The narrator tells us that the scientist is careful to steer his conversation with the Farquars toward the altruistic reasons to share the healing root with mankind, even though he is just as interested in the profiteering angle. This shows that he is being rhetorically manipulative and only using arguments that he thinks will convince the Farquars to help him get the root. By undermining the scientist’s trustworthiness, the narrator calls Western science and knowledge in the context of colonialism into question.

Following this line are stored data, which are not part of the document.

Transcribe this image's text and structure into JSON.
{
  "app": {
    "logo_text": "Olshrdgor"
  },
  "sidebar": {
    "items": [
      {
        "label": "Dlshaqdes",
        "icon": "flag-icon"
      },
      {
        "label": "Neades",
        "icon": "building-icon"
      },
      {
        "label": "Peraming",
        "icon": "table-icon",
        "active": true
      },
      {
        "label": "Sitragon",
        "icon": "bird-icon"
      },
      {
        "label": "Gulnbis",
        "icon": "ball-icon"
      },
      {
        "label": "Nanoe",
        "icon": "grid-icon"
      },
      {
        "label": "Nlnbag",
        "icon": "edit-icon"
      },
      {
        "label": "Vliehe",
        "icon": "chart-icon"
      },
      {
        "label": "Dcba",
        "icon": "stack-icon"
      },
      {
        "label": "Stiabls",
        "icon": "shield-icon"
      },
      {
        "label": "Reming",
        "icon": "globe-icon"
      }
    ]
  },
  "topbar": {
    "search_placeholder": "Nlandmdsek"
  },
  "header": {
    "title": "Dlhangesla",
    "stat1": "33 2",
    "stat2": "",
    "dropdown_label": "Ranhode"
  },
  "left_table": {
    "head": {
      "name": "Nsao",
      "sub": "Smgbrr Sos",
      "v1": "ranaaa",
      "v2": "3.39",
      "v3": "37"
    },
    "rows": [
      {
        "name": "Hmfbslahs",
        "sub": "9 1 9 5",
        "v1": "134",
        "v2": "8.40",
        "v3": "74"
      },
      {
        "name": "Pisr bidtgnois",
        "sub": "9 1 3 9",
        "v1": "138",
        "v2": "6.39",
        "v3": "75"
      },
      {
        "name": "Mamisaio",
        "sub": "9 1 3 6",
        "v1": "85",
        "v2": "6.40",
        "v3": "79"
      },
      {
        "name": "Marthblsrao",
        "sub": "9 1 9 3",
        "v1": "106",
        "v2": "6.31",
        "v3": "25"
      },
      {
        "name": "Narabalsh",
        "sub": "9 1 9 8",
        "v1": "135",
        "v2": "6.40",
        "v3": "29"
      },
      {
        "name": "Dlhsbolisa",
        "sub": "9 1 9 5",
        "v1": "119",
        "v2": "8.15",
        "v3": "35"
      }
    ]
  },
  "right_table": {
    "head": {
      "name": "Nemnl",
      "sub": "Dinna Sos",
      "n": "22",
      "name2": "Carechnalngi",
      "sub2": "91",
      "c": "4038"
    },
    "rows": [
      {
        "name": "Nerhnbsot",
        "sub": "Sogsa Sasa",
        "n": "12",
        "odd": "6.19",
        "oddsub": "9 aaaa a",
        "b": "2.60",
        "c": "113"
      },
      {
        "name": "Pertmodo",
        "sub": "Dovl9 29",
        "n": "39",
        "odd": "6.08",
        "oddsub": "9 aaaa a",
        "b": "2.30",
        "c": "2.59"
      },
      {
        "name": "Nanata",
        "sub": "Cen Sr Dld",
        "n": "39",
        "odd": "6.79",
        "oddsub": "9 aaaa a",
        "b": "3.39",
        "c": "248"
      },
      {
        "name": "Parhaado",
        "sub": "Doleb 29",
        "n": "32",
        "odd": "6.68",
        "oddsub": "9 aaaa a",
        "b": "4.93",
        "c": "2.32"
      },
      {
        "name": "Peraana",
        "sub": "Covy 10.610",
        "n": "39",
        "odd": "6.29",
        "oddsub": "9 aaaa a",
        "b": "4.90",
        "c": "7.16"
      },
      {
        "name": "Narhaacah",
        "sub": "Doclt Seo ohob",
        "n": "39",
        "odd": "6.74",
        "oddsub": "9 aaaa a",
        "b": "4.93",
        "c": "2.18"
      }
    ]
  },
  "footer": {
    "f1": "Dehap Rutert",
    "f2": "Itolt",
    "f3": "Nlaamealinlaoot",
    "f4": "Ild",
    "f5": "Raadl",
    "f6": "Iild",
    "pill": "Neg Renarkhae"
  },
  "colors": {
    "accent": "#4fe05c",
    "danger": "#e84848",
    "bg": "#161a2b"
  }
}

In one moment, the narrator is a distant observer that reveals the anti-Black biases of apartheid culture: “the old witch doctors whose ugly masks and bits of bone and all the uncouth properties of magic were the outward signs of real power and wisdom” (72). Here the narrator explains that the white colonists look down on native wisdom, but the things they label “uncouth” or crude indicate the people who have the most “real power and wisdom” when it comes to understanding and harnessing the land. The narrator’s observations here create dramatic irony in that the reader may understand the context of the story’s action better than the characters do.

Allusion

Very early on in the story, Lessing establishes that both the Farquars and Gideon are Christian, and they refer to God multiple times throughout the story, usually in the context of accepting things as they are. Because they would have been familiar with biblical stories, many objects and scenes in this story allude to the Bible. The tree snake spitting poison into the eyes of Teddy is an allusion to the serpent in the Garden of Eden. Gideon saying “do not be afraid” (69) and healing Teddy’s eyes alludes to Jesus curing the blind. Even Gideon’s anger at the white people for wanting to use his plant for profit could be compared to Jesus’s anger at merchants buying and selling things in the temple; to Gideon, profiting off the natural healing resources provided by the land is profane.